Cubasis. Again, early/mid 90s. Buggy, incomplete in many ways and the current iOS version of Cubasis blows it away. As it should, an ipad is a bit more powerful than a 486 PC, even if the PC did have a massive 4 megabytes of RAM. And it was a cheaper way into
Cubase. Used it until I discovered Sonar (version 4 I think) and found I much prefer Sonar.
Pro Tools. I've sat in a studio or two and tried to sort out a few things like eq settings or mix levels I couldn't find an adequate way to explain to the engineer. Never owned it. It used to be expensive and tied to limited and very expensive hardware. MIDI was non-existent or nearly so, unique third party plugin format.... Basically a step backwards from Sonar in many ways.
Live. I just don't like it, nor the instruments, nor the effects or the workflow and I've little use for bundled loops. Though I have used Live Lite at the rare times I've needed to take some synths and something to flexibly send MIDI to hardware somewhere.
Currently using Logic Pro and awaiting MacOS Sonar. Current only PC is unreliable and Windows 10 is a very good reason not to spend money to replace/rebuild it when we've Macs anyway.
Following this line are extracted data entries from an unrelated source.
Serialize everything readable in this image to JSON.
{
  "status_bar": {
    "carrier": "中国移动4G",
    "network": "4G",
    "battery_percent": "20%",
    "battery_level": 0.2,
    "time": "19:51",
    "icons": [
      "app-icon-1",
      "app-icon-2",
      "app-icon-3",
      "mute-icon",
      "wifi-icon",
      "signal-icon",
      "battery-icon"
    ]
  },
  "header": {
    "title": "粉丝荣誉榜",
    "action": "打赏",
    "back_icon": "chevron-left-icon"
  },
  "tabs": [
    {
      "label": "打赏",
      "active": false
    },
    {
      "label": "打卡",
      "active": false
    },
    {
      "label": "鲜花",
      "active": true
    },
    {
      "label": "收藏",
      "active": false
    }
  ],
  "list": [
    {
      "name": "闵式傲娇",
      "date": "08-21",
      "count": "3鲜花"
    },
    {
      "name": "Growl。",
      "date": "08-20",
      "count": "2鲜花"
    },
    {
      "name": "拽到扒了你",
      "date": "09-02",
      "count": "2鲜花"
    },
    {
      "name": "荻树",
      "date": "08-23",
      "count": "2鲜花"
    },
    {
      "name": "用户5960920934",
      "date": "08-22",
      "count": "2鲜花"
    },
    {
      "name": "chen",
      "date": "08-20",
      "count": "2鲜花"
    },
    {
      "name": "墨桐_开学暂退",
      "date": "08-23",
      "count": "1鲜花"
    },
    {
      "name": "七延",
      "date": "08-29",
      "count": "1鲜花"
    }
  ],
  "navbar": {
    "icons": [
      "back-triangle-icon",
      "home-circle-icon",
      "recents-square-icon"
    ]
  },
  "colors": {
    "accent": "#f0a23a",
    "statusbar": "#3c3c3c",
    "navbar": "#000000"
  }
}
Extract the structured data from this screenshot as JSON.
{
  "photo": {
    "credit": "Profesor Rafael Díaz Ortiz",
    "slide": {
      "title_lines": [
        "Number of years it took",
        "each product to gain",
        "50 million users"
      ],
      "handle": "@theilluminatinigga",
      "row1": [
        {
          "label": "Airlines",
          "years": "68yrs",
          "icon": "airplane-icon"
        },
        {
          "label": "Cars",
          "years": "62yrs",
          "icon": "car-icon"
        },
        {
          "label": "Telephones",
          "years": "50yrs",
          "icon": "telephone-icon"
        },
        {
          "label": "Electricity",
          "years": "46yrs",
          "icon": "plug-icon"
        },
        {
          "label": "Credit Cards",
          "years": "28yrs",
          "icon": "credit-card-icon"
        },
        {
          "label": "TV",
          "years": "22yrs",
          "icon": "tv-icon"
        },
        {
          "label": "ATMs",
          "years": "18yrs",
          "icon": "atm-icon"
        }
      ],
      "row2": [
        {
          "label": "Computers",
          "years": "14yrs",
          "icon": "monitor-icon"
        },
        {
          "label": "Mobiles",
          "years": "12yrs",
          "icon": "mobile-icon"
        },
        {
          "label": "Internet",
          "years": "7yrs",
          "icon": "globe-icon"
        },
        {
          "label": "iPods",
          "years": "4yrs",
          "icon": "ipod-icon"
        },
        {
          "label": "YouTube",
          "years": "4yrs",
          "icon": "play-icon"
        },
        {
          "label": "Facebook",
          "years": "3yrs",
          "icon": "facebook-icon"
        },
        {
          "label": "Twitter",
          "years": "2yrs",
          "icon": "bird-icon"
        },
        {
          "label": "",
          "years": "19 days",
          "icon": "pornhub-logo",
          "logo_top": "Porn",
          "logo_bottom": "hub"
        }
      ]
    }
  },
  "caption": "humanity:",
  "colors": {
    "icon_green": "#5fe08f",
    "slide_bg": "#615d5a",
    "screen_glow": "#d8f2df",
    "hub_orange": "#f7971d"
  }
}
I also have the basic version of Mixbus, which is interesting and it certainly does have a recognisably "American studio" kind of quality to its audio. Whether that's better or worse than any of the other console amd channel strip emulators around or even no console emulation at all is a matter of taste really. It's the only DAW I consider two screens pretty much essential for, though more than one screen helps a lot with any DAW.